L’étude d’impact le rappelle à juste titre : la nouvelle liaison entre Lyon et Turin « permettra d’améliorer et de développer la capacité du transport de marchandises au sein de l’arc alpin ». L’incendie du tunnel du Mont-Blanc, qui a causé trente-neuf morts en 1999, dans la circonscription dont j’ai été député pendant dix ans, et celui du tunnel du Fréjus en 2005 ont entraîné l’amélioration de la sécurité dans les tunnels. Ils ont également démontré, tout comme l’éboulement rocheux sur l’autoroute A8 en 2006, qu’une solution alternative à la route s’imposait en l’absence de réduction notable du trafic routier. De plus, la modernisation des lignes existantes ne saurait suffire à elle seule à diminuer les nuisances actuelles malgré les travaux déjà réalisés. Voies uniques sur plusieurs dizaines de kilomètres, pentes excessives, tunnel situé à 1 300 mètres d’altitude, traversée de sites à haute valeur environnementale, notamment certains grands lacs alpins, autant de contraintes qu’aucune rénovation des lignes existantes ne saurait réduire de façon pérenne.
Le projet bénéficiera de financements européens d’une ampleur conséquente. L’Union européenne contribuera à hauteur de 3,4 milliards d’euros soit près de 40 % pour le financement du tunnel de base.

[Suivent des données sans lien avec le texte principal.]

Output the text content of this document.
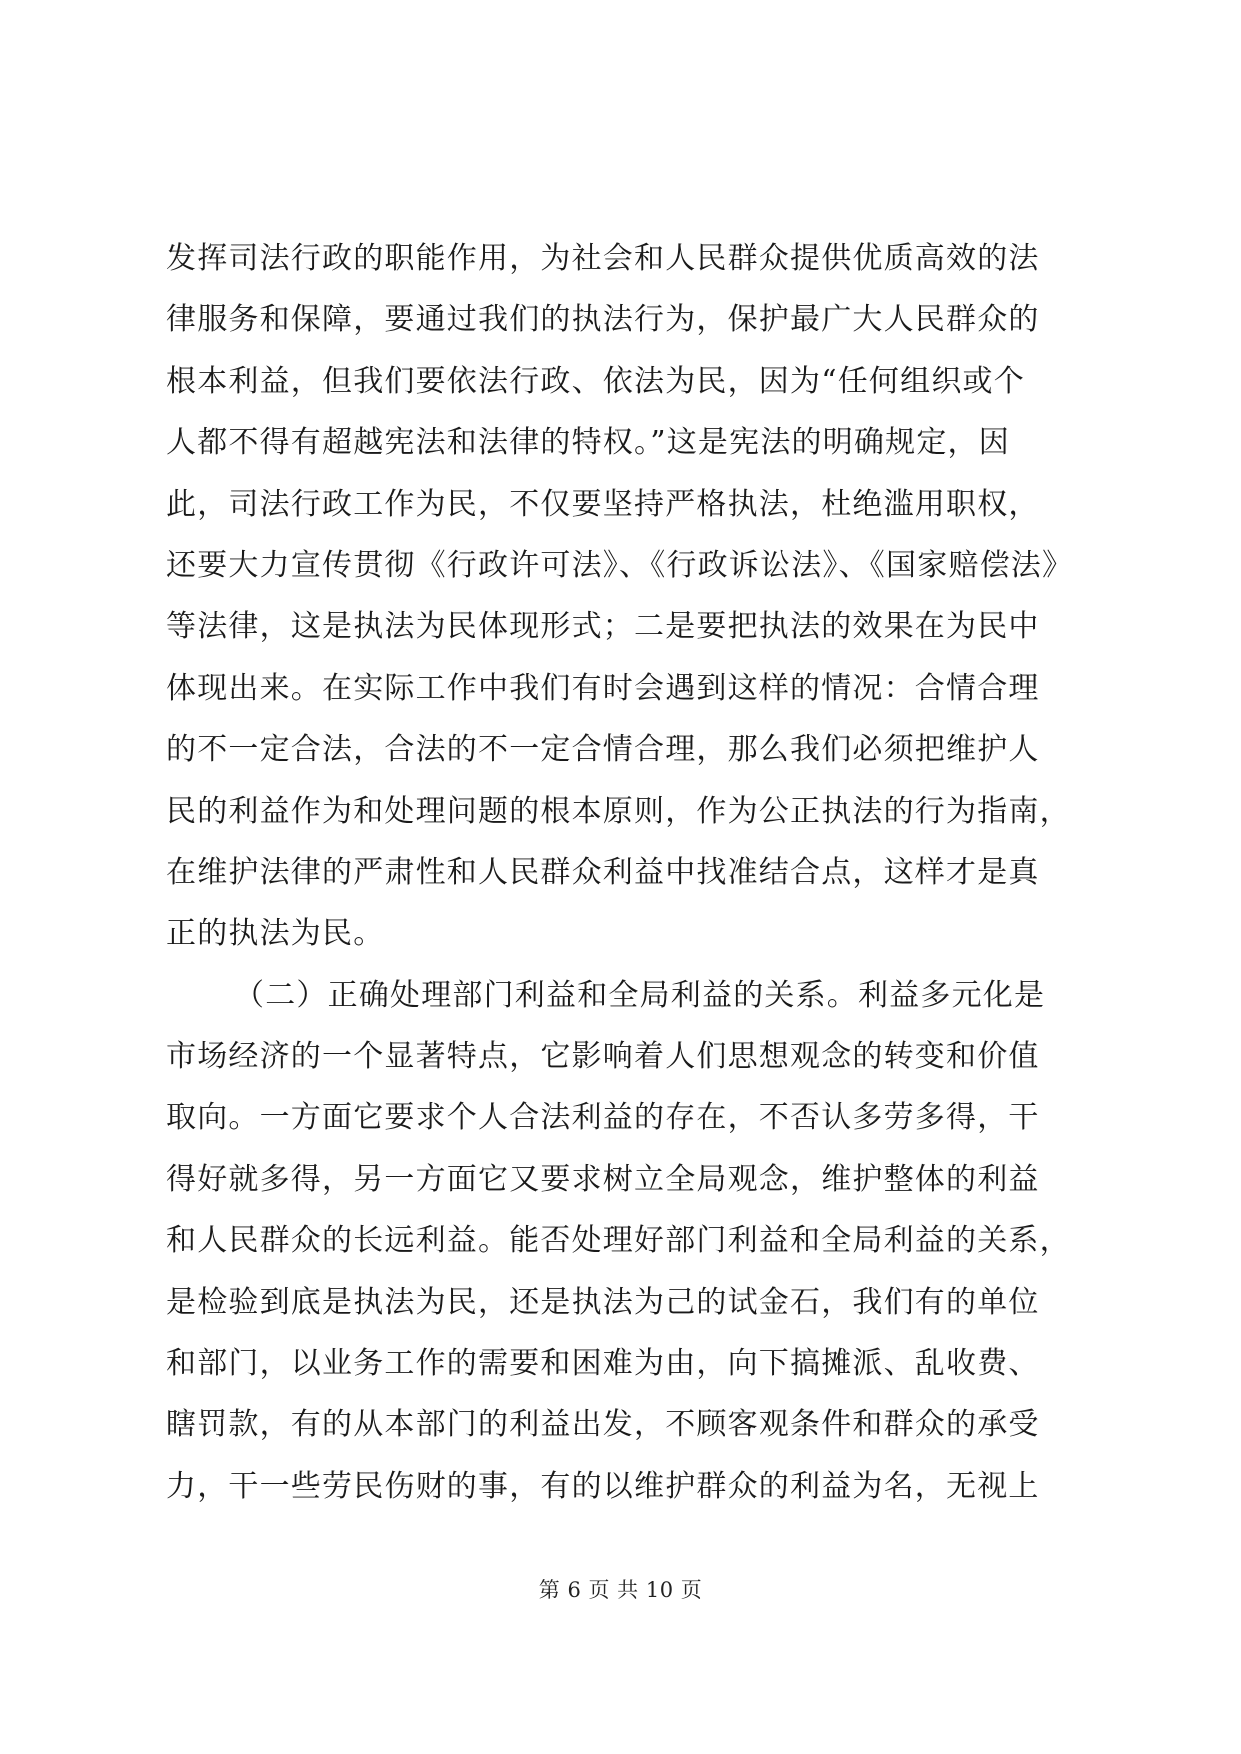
发挥司法行政的职能作用，为社会和人民群众提供优质高效的法
律服务和保障，要通过我们的执法行为，保护最广大人民群众的
根本利益，但我们要依法行政、依法为民，因为“任何组织或个
人都不得有超越宪法和法律的特权。”这是宪法的明确规定，因
此，司法行政工作为民，不仅要坚持严格执法，杜绝滥用职权，
还要大力宣传贯彻《行政许可法》、《行政诉讼法》、《国家赔偿法》
等法律，这是执法为民体现形式；二是要把执法的效果在为民中
体现出来。在实际工作中我们有时会遇到这样的情况：合情合理
的不一定合法，合法的不一定合情合理，那么我们必须把维护人
民的利益作为和处理问题的根本原则，作为公正执法的行为指南，
在维护法律的严肃性和人民群众利益中找准结合点，这样才是真
正的执法为民。
（二）正确处理部门利益和全局利益的关系。利益多元化是
市场经济的一个显著特点，它影响着人们思想观念的转变和价值
取向。一方面它要求个人合法利益的存在，不否认多劳多得，干
得好就多得，另一方面它又要求树立全局观念，维护整体的利益
和人民群众的长远利益。能否处理好部门利益和全局利益的关系，
是检验到底是执法为民，还是执法为己的试金石，我们有的单位
和部门，以业务工作的需要和困难为由，向下搞摊派、乱收费、
瞎罚款，有的从本部门的利益出发，不顾客观条件和群众的承受
力，干一些劳民伤财的事，有的以维护群众的利益为名，无视上
第 6 页 共 10 页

Je reste intimement convaincu que la réalisation de cette liaison ferroviaire sera un grand projet européen de transport de personnes et de marchandises améliorant considérablement la desserte entre la France et l’Italie, et plus largement entre le nord et le sud de l’Europe. À titre personnel, je ne doute absolument pas de la pertinence de ce projet et je suis persuadé que nos successeurs sur les bancs de cet hémicycle nous remercieront d’avoir ainsi soutenu le projet du Lyon-Turin.